From what I've seen, implementations of tf-idf rarely allow for batch training. Given that I'm often working with datasets of large-ish sizes (~100k docs), I decided to build one out.
Data can be input in a couple different ways:
- List of Strings + Corresponding List of String IDs. (i.e. String ID at index i corresponds to the String at index i)
- call
batch_train_w_lists
- call
- Dictionary of ID keys + String values. Each ID directly maps to a String.
- call
batch_train_w_dict
- call
When initializing your TFIDF object, toggle the boolean clean parameter to apply string pre-processing prior to training. This way, words like "PaNcakes" and "pancakes" will be considered one and the same! One thing to note: symbols will be replaced with spaces, so be prepared for "Ben's" to be converted to "ben" and "s", two separate words.
Output structures:
- tfidf(doc_id,word): Returns typical tf-idf value
- large_doc_normalized_tfidf(doc_id,word): Largest tf-idf value in a given document is 1. Inspired by Stanford's description.
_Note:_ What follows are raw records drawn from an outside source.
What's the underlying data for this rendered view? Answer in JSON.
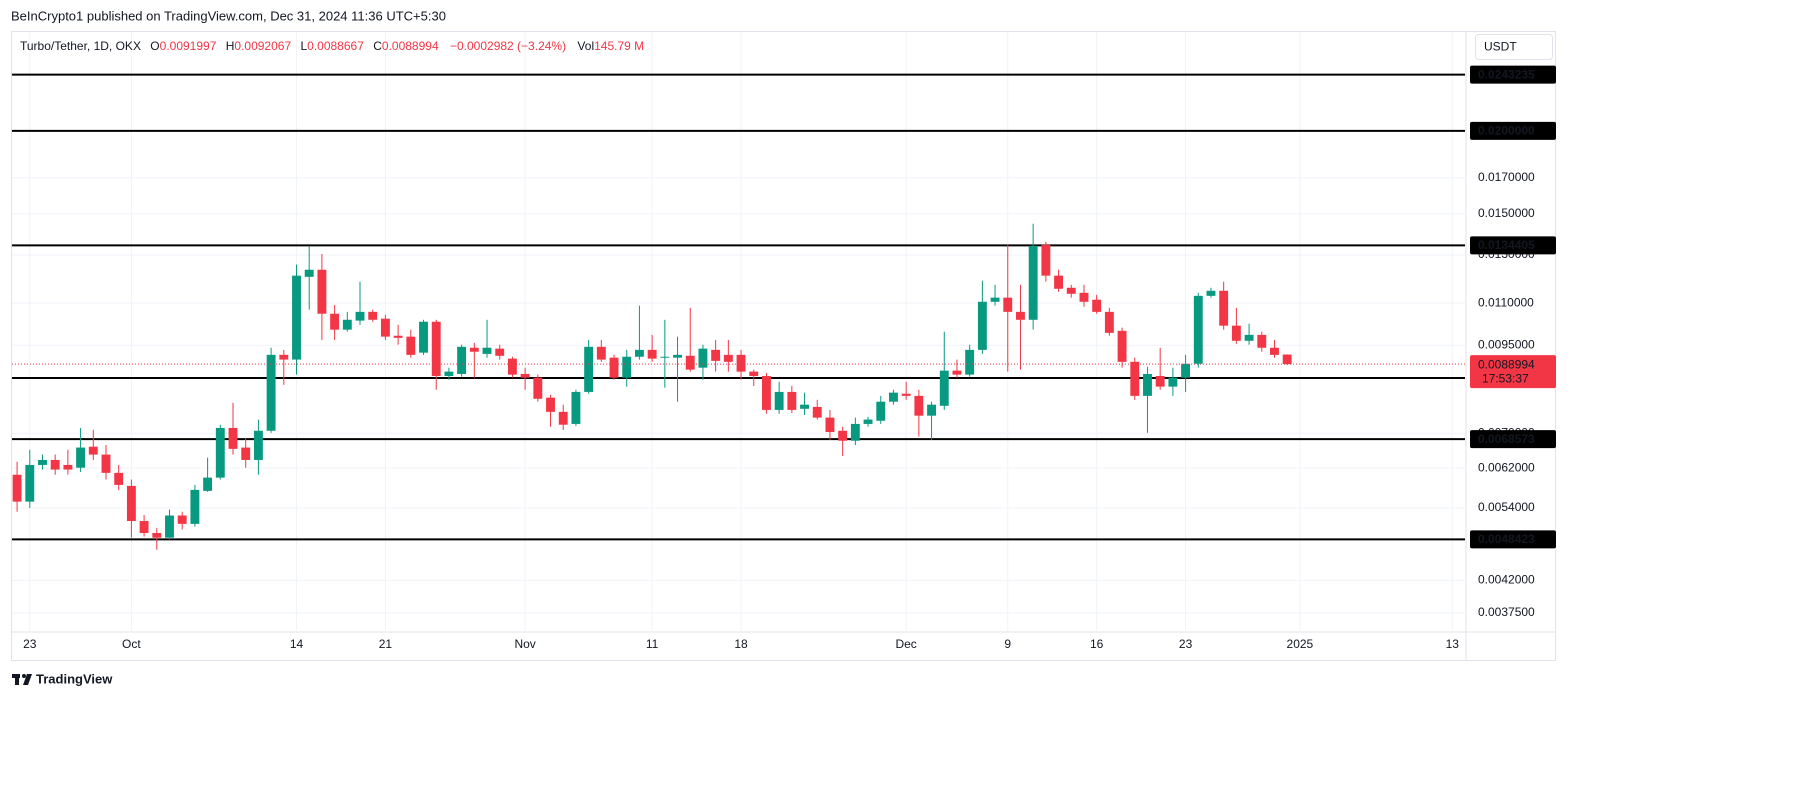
{
  "header": "BeInCrypto1 published on TradingView.com, Dec 31, 2024 11:36 UTC+5:30",
  "footer": "TradingView",
  "chart_data": {
    "type": "candlestick",
    "legend": {
      "symbol": "Turbo/Tether, 1D, OKX",
      "labels": [
        "O",
        "H",
        "L",
        "C"
      ],
      "change": "−0.0002982 (−3.24%)",
      "volume_label": "Vol",
      "volume": "145.79 M"
    },
    "currency": "USDT",
    "countdown": "17:53:37",
    "colors": {
      "up": "#089981",
      "down": "#f23645",
      "level": "#000000",
      "grid": "#f0f3fa"
    },
    "log_scale": true,
    "grid": true,
    "ylim": [
      0.00351,
      0.0282
    ],
    "yticks": [
      {
        "value": 0.00375,
        "label": "0.0037500"
      },
      {
        "value": 0.0042,
        "label": "0.0042000"
      },
      {
        "value": 0.0054,
        "label": "0.0054000"
      },
      {
        "value": 0.0062,
        "label": "0.0062000"
      },
      {
        "value": 0.007,
        "label": "0.0070000"
      },
      {
        "value": 0.0095,
        "label": "0.0095000"
      },
      {
        "value": 0.011,
        "label": "0.0110000"
      },
      {
        "value": 0.013,
        "label": "0.0130000"
      },
      {
        "value": 0.015,
        "label": "0.0150000"
      },
      {
        "value": 0.017,
        "label": "0.0170000"
      }
    ],
    "xlim": [
      -0.4,
      114.0
    ],
    "xticks": [
      {
        "value": 1,
        "label": "23"
      },
      {
        "value": 9,
        "label": "Oct"
      },
      {
        "value": 22,
        "label": "14"
      },
      {
        "value": 29,
        "label": "21"
      },
      {
        "value": 40,
        "label": "Nov"
      },
      {
        "value": 50,
        "label": "11"
      },
      {
        "value": 57,
        "label": "18"
      },
      {
        "value": 70,
        "label": "Dec"
      },
      {
        "value": 78,
        "label": "9"
      },
      {
        "value": 85,
        "label": "16"
      },
      {
        "value": 92,
        "label": "23"
      },
      {
        "value": 101,
        "label": "2025"
      },
      {
        "value": 113,
        "label": "13"
      }
    ],
    "levels": [
      0.0243235,
      {
        "value": 0.02,
        "label": "0.0200000"
      },
      0.0134405,
      0.0084793,
      0.0068573,
      0.0048423
    ],
    "open": [
      0.00606,
      0.00552,
      0.00627,
      0.00638,
      0.00627,
      0.00621,
      0.00668,
      0.0065,
      0.0061,
      0.00583,
      0.00516,
      0.00495,
      0.00487,
      0.00526,
      0.00511,
      0.00573,
      0.006,
      0.00713,
      0.00666,
      0.00638,
      0.00706,
      0.00919,
      0.00904,
      0.01205,
      0.01235,
      0.0106,
      0.01003,
      0.01035,
      0.01067,
      0.01042,
      0.00982,
      0.00979,
      0.00926,
      0.01031,
      0.00854,
      0.0086,
      0.00942,
      0.00922,
      0.00939,
      0.00907,
      0.0086,
      0.00849,
      0.00792,
      0.00754,
      0.00723,
      0.00808,
      0.00945,
      0.0091,
      0.00849,
      0.00913,
      0.00935,
      0.0091,
      0.0091,
      0.00916,
      0.00879,
      0.00935,
      0.00919,
      0.00919,
      0.00867,
      0.00854,
      0.00759,
      0.00808,
      0.00762,
      0.00767,
      0.00739,
      0.00706,
      0.00682,
      0.00723,
      0.00731,
      0.00781,
      0.00803,
      0.00797,
      0.00744,
      0.0077,
      0.0087,
      0.00858,
      0.00935,
      0.01105,
      0.01121,
      0.01067,
      0.01038,
      0.01347,
      0.0121,
      0.0116,
      0.0114,
      0.01113,
      0.01067,
      0.00999,
      0.00897,
      0.00797,
      0.00854,
      0.00823,
      0.00849,
      0.00891,
      0.01128,
      0.01148,
      0.01017,
      0.00965,
      0.00985,
      0.00942,
      0.0091997
    ],
    "high": [
      0.00634,
      0.00661,
      0.0065,
      0.0065,
      0.00661,
      0.00713,
      0.00708,
      0.00672,
      0.00627,
      0.00596,
      0.00527,
      0.00504,
      0.00537,
      0.00533,
      0.00585,
      0.00643,
      0.00721,
      0.00778,
      0.00689,
      0.00734,
      0.00942,
      0.00935,
      0.01257,
      0.01338,
      0.01305,
      0.01093,
      0.01067,
      0.01185,
      0.01075,
      0.01056,
      0.0102,
      0.01003,
      0.01038,
      0.01038,
      0.00879,
      0.00952,
      0.00958,
      0.01038,
      0.00952,
      0.00913,
      0.00879,
      0.00858,
      0.008,
      0.00773,
      0.00814,
      0.00968,
      0.00968,
      0.00919,
      0.00935,
      0.0109,
      0.00985,
      0.01038,
      0.00979,
      0.01082,
      0.00952,
      0.00968,
      0.00968,
      0.00935,
      0.00873,
      0.00863,
      0.00837,
      0.00825,
      0.00806,
      0.00786,
      0.00759,
      0.00716,
      0.00739,
      0.00741,
      0.00797,
      0.00814,
      0.00837,
      0.00814,
      0.00781,
      0.00996,
      0.00904,
      0.00952,
      0.01189,
      0.01172,
      0.01347,
      0.01172,
      0.01449,
      0.01361,
      0.01235,
      0.01172,
      0.01172,
      0.01132,
      0.01082,
      0.0101,
      0.0091,
      0.00882,
      0.00942,
      0.00879,
      0.00919,
      0.0114,
      0.0116,
      0.01185,
      0.01082,
      0.01024,
      0.00996,
      0.00968,
      0.0092067
    ],
    "low": [
      0.00533,
      0.0054,
      0.00617,
      0.00606,
      0.00606,
      0.00612,
      0.00638,
      0.00596,
      0.00575,
      0.00487,
      0.00489,
      0.00467,
      0.00484,
      0.00501,
      0.00506,
      0.00571,
      0.00596,
      0.0065,
      0.00621,
      0.00606,
      0.00701,
      0.00828,
      0.00858,
      0.01075,
      0.00968,
      0.00968,
      0.00996,
      0.0102,
      0.01031,
      0.00968,
      0.00952,
      0.0091,
      0.00919,
      0.00814,
      0.00843,
      0.00852,
      0.00849,
      0.0091,
      0.00904,
      0.00849,
      0.00814,
      0.00781,
      0.00716,
      0.00708,
      0.00718,
      0.00803,
      0.00897,
      0.00843,
      0.00823,
      0.00904,
      0.00897,
      0.0082,
      0.00781,
      0.00867,
      0.00843,
      0.00867,
      0.00867,
      0.00843,
      0.00825,
      0.00749,
      0.00749,
      0.00751,
      0.00746,
      0.00734,
      0.00684,
      0.00647,
      0.00672,
      0.00716,
      0.00723,
      0.00773,
      0.00786,
      0.00692,
      0.00684,
      0.00759,
      0.00849,
      0.00852,
      0.00922,
      0.0109,
      0.00867,
      0.00873,
      0.01003,
      0.01185,
      0.01144,
      0.01121,
      0.01086,
      0.0106,
      0.00982,
      0.00879,
      0.00786,
      0.00701,
      0.00814,
      0.00797,
      0.00808,
      0.00879,
      0.01121,
      0.01003,
      0.00955,
      0.00952,
      0.00929,
      0.0091,
      0.0088667
    ],
    "close": [
      0.00552,
      0.00627,
      0.00638,
      0.00617,
      0.00617,
      0.00666,
      0.0065,
      0.0061,
      0.00585,
      0.00516,
      0.00495,
      0.00487,
      0.00526,
      0.00511,
      0.00575,
      0.006,
      0.00713,
      0.00663,
      0.00638,
      0.00706,
      0.00919,
      0.00904,
      0.0121,
      0.01235,
      0.0106,
      0.01003,
      0.01038,
      0.01067,
      0.01038,
      0.00979,
      0.00975,
      0.00919,
      0.01031,
      0.00854,
      0.00867,
      0.00945,
      0.00929,
      0.00942,
      0.00916,
      0.00858,
      0.00849,
      0.00789,
      0.00754,
      0.00721,
      0.00808,
      0.00945,
      0.00904,
      0.00849,
      0.00913,
      0.00935,
      0.00907,
      0.00913,
      0.00919,
      0.00873,
      0.00939,
      0.009,
      0.00897,
      0.00867,
      0.00854,
      0.00759,
      0.00808,
      0.00759,
      0.00773,
      0.00739,
      0.00703,
      0.00682,
      0.00723,
      0.00734,
      0.00781,
      0.00806,
      0.00797,
      0.00744,
      0.00773,
      0.0087,
      0.00858,
      0.00935,
      0.01105,
      0.01121,
      0.01067,
      0.01038,
      0.01342,
      0.0121,
      0.01156,
      0.01136,
      0.01105,
      0.01067,
      0.00992,
      0.00897,
      0.00797,
      0.0086,
      0.00823,
      0.00849,
      0.00891,
      0.01128,
      0.01148,
      0.01017,
      0.00965,
      0.00985,
      0.00942,
      0.00919,
      0.0088994
    ]
  }
}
- First, we calculate the typical value, t = tfidf(doc_id,word)
- Second, we calculate the maximum tf-idf value within doc-id, max.
- Choose some a (usually 0.4), return a + (1-a)*t / max.
- small_doc_normalized_tfidf(doc_id,word): Largest tf-idf value in the entire corpus is 1.
- After calculating every typical tf-idf value, we find the absolute max.
- Return tfidf(doc_id,word)/absolute max.
Larger Scale Outputs:
- top_n(doc_id,n=5,large_doc_normalized=False,small_doc_normalized=False): Returns, in order by tfidf value, the n greatest words in a document.
- every_word(doc_id,large_doc_normalized=False,small_doc_normalized=False): Returns every word and corresponding tfidf value in a given document.